Pearl Jam - Yield (1998)

To cut to the chase: context matters. I don't remember exactly when I obtained my copy of Pearl Jam's fifth and arguably last great studio album, Yield, but I know exactly when I got it. Without entering into the unnecessary details, I am given not to fly but am mos def given to foul, dark moods, and Yield hit me at a needlessly upsetting time and saved the day. We're talking feel-bad afternoons assuaged by headphone sessions, couch therapy consisting not of recollections of childhood but simply closed eyes and concentrations on a workingman's rock album. Rock-solace, if you will. So be forewarned that perhaps even more than usual, my take on this album is terrifically biased and probably not worth trusting one bit.

Don't mistake my meaning. The album *is* top to bottom good, nary a hint of a bad moment, varied in a way that grabs interest but remains cohesive, and hits a resonant frequency of earnest rocking optimism. But I'm not really sure that any account of its objective merit could possibly capture what it meant for me at a relatively key time. I am sure I on some level got suckered; for all of Pearl Jam's grasping at gravity, this is really just a sweet-spot pop-rock disc, odd enough to keep the fan-base while straightforward enough to catch FM play. With a fairly damn plain "look up" theme, too - "yield" to the vagaries instead of railing against them, accept what you can't change etc. on some base level. It caught me when I just needed someone to be there for me. Turns out someone was a CD.

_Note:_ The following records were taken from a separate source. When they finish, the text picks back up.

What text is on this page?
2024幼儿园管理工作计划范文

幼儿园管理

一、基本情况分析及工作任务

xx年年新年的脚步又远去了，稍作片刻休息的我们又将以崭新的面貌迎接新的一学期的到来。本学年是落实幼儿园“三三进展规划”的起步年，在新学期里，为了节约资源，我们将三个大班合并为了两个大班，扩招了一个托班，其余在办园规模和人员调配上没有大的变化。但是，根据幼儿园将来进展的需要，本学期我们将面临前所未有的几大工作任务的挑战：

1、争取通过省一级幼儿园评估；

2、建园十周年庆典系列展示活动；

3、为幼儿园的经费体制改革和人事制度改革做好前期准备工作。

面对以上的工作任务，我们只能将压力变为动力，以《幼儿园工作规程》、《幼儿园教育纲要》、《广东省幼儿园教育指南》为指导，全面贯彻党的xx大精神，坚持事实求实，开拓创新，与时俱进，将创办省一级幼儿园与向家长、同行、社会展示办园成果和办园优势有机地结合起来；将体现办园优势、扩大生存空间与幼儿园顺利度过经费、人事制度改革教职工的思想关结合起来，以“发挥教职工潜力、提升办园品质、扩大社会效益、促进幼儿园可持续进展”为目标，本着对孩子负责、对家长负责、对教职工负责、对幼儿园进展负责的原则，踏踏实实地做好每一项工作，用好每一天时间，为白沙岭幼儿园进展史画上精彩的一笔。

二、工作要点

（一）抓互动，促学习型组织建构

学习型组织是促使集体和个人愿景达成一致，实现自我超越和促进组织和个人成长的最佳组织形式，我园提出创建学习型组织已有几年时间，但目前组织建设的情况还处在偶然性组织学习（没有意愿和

In by-this-point formulaic PJ fashion, the disc starts with a breakneck "1234,1234" and the full-speed-ahead punk song "Brain of J." Its descending riff and "Soon the whole world will be different!" chorus kick the disc off in epic fashion. A up-for-air slowed down bridge is followed by another PJ-staple, the pyrotechnics Stone Gossard guitar solo. Classic opener that uses a aural explosion as its close; the empty room drums and clean electric strumming over meandering bassline intro of "Faithful" that follows is a gorgeous segue. The would-be ballad claims "I'm through with / screaming" as it drops into the snarling chorus. "We're faithful / we all believe / we all believe." It's never been clear, given said snarl, how sincere this is, but the guitar-based affirmation that kicks in at 1:53 or thereabouts is transcendent enough to make me buy in. This tune follows a hill-shaped slope, and eventually comes back to a quiet close that is eerily backed by spoken words echoing Vedder's lines. In short, a sick 1-2 combo to open things.

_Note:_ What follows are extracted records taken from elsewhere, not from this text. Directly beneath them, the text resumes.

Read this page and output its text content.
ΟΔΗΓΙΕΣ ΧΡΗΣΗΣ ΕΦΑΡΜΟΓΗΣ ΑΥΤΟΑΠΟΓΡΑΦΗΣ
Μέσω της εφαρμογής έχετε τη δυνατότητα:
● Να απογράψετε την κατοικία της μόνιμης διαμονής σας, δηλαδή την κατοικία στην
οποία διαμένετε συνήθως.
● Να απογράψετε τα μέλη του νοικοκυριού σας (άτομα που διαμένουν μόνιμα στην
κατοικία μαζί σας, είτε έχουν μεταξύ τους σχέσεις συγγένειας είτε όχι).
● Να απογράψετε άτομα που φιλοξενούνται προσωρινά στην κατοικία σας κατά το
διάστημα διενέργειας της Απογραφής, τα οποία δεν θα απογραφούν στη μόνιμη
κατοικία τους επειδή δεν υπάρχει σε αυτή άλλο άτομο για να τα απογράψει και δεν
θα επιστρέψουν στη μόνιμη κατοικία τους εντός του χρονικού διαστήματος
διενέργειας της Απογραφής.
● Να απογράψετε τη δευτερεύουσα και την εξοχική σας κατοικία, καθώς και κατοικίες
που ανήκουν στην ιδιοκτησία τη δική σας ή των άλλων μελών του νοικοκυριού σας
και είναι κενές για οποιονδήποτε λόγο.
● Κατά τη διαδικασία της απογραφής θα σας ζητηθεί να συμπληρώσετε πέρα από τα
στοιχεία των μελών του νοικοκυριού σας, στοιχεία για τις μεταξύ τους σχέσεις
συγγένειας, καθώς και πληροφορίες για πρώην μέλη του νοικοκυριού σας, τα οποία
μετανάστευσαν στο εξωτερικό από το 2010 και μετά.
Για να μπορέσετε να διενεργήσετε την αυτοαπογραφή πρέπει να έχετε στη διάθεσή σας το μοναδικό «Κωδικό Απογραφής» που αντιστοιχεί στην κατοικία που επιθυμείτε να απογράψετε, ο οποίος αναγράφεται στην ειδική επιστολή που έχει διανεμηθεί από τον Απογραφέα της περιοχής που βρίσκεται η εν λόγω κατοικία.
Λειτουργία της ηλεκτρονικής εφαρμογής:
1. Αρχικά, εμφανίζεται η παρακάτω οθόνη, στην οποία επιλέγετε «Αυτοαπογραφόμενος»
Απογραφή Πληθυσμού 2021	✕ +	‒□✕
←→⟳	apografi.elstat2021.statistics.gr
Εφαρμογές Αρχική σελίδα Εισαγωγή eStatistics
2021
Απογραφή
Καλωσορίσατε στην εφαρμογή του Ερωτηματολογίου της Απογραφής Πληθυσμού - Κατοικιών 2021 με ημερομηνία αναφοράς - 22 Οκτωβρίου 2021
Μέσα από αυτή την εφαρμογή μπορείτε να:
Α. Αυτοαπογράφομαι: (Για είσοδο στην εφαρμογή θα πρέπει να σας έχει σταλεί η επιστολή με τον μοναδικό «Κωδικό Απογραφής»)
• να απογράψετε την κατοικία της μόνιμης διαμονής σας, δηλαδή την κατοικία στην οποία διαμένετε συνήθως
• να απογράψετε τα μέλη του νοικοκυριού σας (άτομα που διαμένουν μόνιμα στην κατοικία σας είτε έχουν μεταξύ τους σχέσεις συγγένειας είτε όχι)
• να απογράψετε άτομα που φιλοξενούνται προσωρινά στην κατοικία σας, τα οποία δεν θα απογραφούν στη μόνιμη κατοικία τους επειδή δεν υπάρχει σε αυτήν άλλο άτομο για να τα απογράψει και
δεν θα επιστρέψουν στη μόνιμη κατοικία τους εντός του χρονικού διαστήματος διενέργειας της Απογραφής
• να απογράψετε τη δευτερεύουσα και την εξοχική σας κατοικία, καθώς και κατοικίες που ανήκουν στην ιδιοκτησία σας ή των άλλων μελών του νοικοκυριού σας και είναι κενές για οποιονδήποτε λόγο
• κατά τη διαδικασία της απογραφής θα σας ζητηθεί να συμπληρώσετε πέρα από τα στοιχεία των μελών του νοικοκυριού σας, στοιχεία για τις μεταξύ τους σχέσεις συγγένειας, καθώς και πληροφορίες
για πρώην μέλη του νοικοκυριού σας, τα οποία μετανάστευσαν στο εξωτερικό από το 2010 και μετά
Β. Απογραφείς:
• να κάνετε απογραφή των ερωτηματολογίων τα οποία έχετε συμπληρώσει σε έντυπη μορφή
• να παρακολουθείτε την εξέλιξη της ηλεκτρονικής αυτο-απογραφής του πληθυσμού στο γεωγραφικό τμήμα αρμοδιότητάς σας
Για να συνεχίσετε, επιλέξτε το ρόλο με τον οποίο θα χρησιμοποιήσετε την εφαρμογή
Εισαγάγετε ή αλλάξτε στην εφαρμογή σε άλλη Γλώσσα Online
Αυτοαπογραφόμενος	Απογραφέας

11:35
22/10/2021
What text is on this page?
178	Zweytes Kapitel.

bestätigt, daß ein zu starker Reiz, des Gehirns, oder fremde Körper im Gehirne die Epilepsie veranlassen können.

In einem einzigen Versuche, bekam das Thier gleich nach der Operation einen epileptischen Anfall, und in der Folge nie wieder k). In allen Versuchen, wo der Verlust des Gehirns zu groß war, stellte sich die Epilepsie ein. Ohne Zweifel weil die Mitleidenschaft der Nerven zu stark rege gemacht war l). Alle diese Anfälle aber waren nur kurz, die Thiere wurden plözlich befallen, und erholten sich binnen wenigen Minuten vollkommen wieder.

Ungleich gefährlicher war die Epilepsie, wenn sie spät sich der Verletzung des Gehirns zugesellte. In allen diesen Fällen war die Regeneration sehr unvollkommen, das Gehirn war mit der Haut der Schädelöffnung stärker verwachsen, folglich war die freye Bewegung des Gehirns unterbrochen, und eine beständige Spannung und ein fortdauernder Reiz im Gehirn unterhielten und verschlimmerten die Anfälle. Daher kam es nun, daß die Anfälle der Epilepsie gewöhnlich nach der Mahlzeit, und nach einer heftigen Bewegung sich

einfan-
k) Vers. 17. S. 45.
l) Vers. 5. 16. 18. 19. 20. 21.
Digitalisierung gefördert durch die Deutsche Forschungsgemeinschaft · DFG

"No Way" uses a fuzzed out streamlined guitar riff under a convincing brink of frustration Vedder to create reams of tension. The pleading lyrics of this song ("I just need," "it's so absurd," etc.) reek of desperation, but the real key is the mysterious chorus. "I'll stop trying to make a difference / I'm not trying to make a difference / I'll stop trying to make a difference / No Way" - hard to tell if this is despair or defiance, but the mood of the song is dark and appropriately enigmatic. It's probably clear, but this is the perfect type of "embrace the struggle" track and an exemplar of how this work helped me stare moods down.

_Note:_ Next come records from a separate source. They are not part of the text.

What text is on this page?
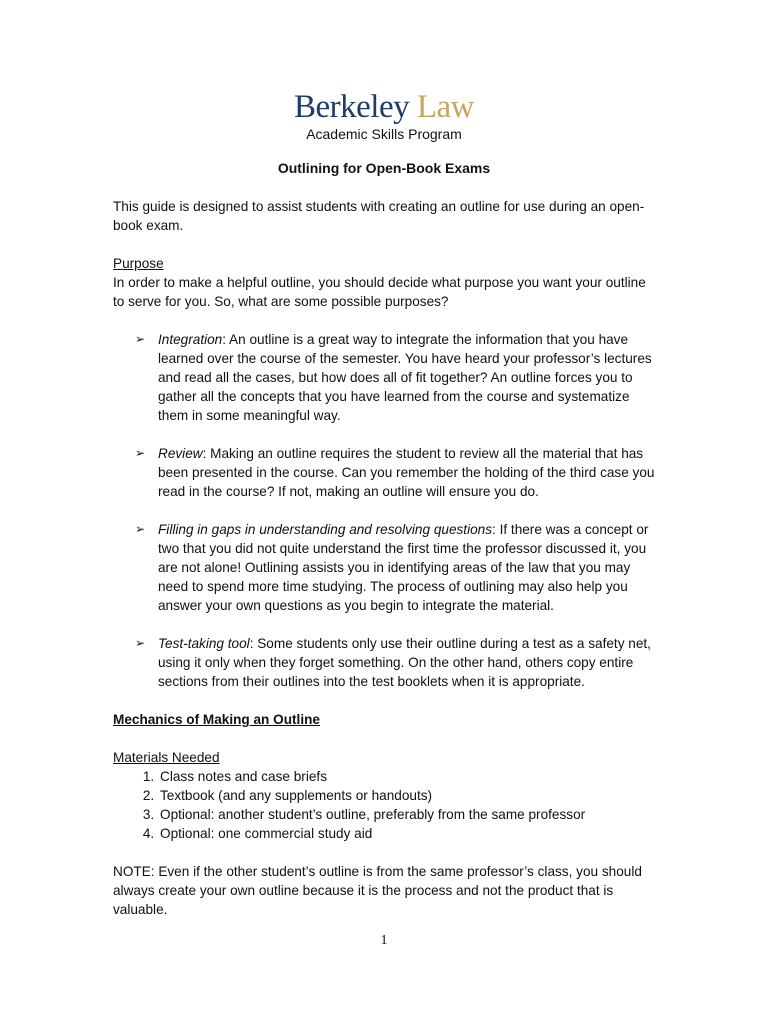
Berkeley Law
Academic Skills Program
Outlining for Open-Book Exams

This guide is designed to assist students with creating an outline for use during an open-book exam.

Purpose

In order to make a helpful outline, you should decide what purpose you want your outline to serve for you. So, what are some possible purposes?

➢ Integration: An outline is a great way to integrate the information that you have learned over the course of the semester. You have heard your professor’s lectures and read all the cases, but how does all of fit together? An outline forces you to gather all the concepts that you have learned from the course and systematize them in some meaningful way.
➢ Review: Making an outline requires the student to review all the material that has been presented in the course. Can you remember the holding of the third case you read in the course? If not, making an outline will ensure you do.
➢ Filling in gaps in understanding and resolving questions: If there was a concept or two that you did not quite understand the first time the professor discussed it, you are not alone! Outlining assists you in identifying areas of the law that you may need to spend more time studying. The process of outlining may also help you answer your own questions as you begin to integrate the material.
➢ Test-taking tool: Some students only use their outline during a test as a safety net, using it only when they forget something. On the other hand, others copy entire sections from their outlines into the test booklets when it is appropriate.

Mechanics of Making an Outline

Materials Needed

1. Class notes and case briefs
2. Textbook (and any supplements or handouts)
3. Optional: another student’s outline, preferably from the same professor
4. Optional: one commercial study aid

NOTE: Even if the other student’s outline is from the same professor’s class, you should always create your own outline because it is the process and not the product that is valuable.

1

The next couple tracks, "Given to Fly" and "Wishlist," are the singles from the album. "GtF" is borderline U2 in its bombast, but Eddie's sincere emoting stays well south of cheesy. It was the first song I heard from the disc*, and it's really in the archetypal Pearl Jam single catalog along with "Betterman" and "Black." Not to reuse a concept, but it's an affirmation tale against a classic rock, pretty guitar pattern and a polyrhythmic tom beat. One could make a reasonable case that it's a post-ironic work; the cynicism of disappointed youth is left behind for epic, accomplish-anything breath. A solid entry that, again, stays within the realm of the legitimate (read: not treacly) for me. "Wishlist" is also very straightforward / simple repetitive poem piece. What it lacks in lyrical originality it makes up in calming presence. There's additionally a good amount of regret that creeps through all the repeated "wishes."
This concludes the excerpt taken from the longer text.